Mercredi, M. Péladeau n’a pas donné de détails sur le pouvoir que les militants auront sur l’échéancier référendaire du PQ, un débat qui avait pourtant été présenté comme secondaire au dernier conseil national.

Les deux anciens adversaires ont également convenu de la nécessité d’une stratégie pour éliminer la consommation de pétrole au Québec d’ici 2050 grâce aux énergies renouvelables et de garantir les hausses salariales pour les enseignants et les infirmières.

Parti en queue de peloton et maintenant crédité d’une deuxième place dans les sondages, à bonne distance de M. Péladeau, le candidat Alexandre Cloutier a affirmé qu’il maintient le cap d’ici au scrutin du 15 mai, à Québec, qui sera précédé de deux derniers débats, à Rimouski et Montréal.

«La force de M. Péladeau s’est manifestée initialement lors de sa candidature, pensez-vous que ça m’a arrêté? Pas une seconde et quart, a-t-il dit. Moi ce que je constate, c’est une progression.»
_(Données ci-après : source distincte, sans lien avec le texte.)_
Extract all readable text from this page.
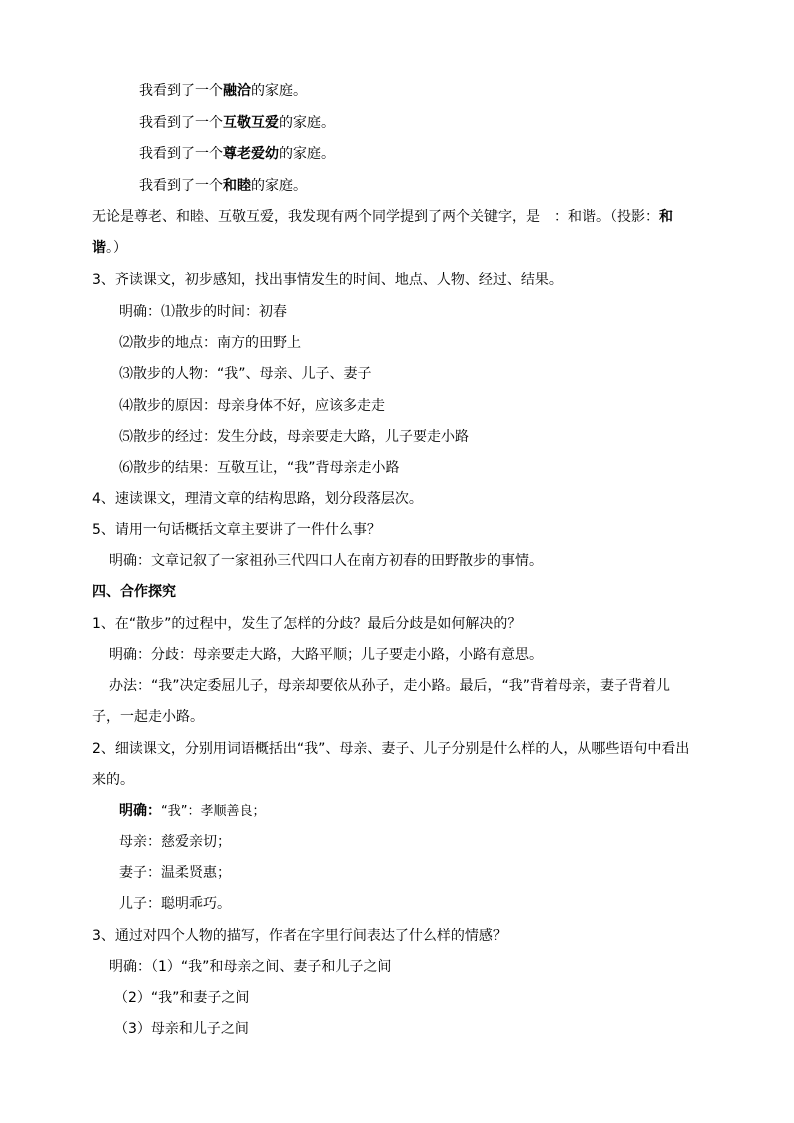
我看到了一个融洽的家庭。
我看到了一个互敬互爱的家庭。
我看到了一个尊老爱幼的家庭。
我看到了一个和睦的家庭。
无论是尊老、和睦、互敬互爱，我发现有两个同学提到了两个关键字，是　：和谐。（投影：和
谐。）
3、齐读课文，初步感知，找出事情发生的时间、地点、人物、经过、结果。
明确：⑴散步的时间：初春
⑵散步的地点：南方的田野上
⑶散步的人物：“我”、母亲、儿子、妻子
⑷散步的原因：母亲身体不好，应该多走走
⑸散步的经过：发生分歧，母亲要走大路，儿子要走小路
⑹散步的结果：互敬互让，“我”背母亲走小路
4、速读课文，理清文章的结构思路，划分段落层次。
5、请用一句话概括文章主要讲了一件什么事？
明确：文章记叙了一家祖孙三代四口人在南方初春的田野散步的事情。
四、合作探究
1、在“散步”的过程中，发生了怎样的分歧？最后分歧是如何解决的？
明确：分歧：母亲要走大路，大路平顺；儿子要走小路，小路有意思。
办法：“我”决定委屈儿子，母亲却要依从孙子，走小路。最后，“我”背着母亲，妻子背着儿
子，一起走小路。
2、细读课文，分别用词语概括出“我”、母亲、妻子、儿子分别是什么样的人，从哪些语句中看出
来的。
明确：“我”：孝顺善良；
母亲：慈爱亲切；
妻子：温柔贤惠；
儿子：聪明乖巧。
3、通过对四个人物的描写，作者在字里行间表达了什么样的情感？
明确：（1）“我”和母亲之间、妻子和儿子之间
（2）“我”和妻子之间
（3）母亲和儿子之间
Tout comme M. Cloutier, une autre candidate, Martine Ouellet, croit toujours qu’un deuxième tour de scrutin sera nécessaire pour le choix du prochain chef. Mme Ouellet a rejeté les chiffres de M. Drainville.

«Bernard la semaine dernière a lancé l’idée d’un deuxième tour, a-t-elle dit. Aujourd’hui il change d’idée, il prend la décision de se retirer, mais très clairement nos chiffres de la semaine passée et de cette semaine sont en continuité, il n’y a pas eu de rupture.»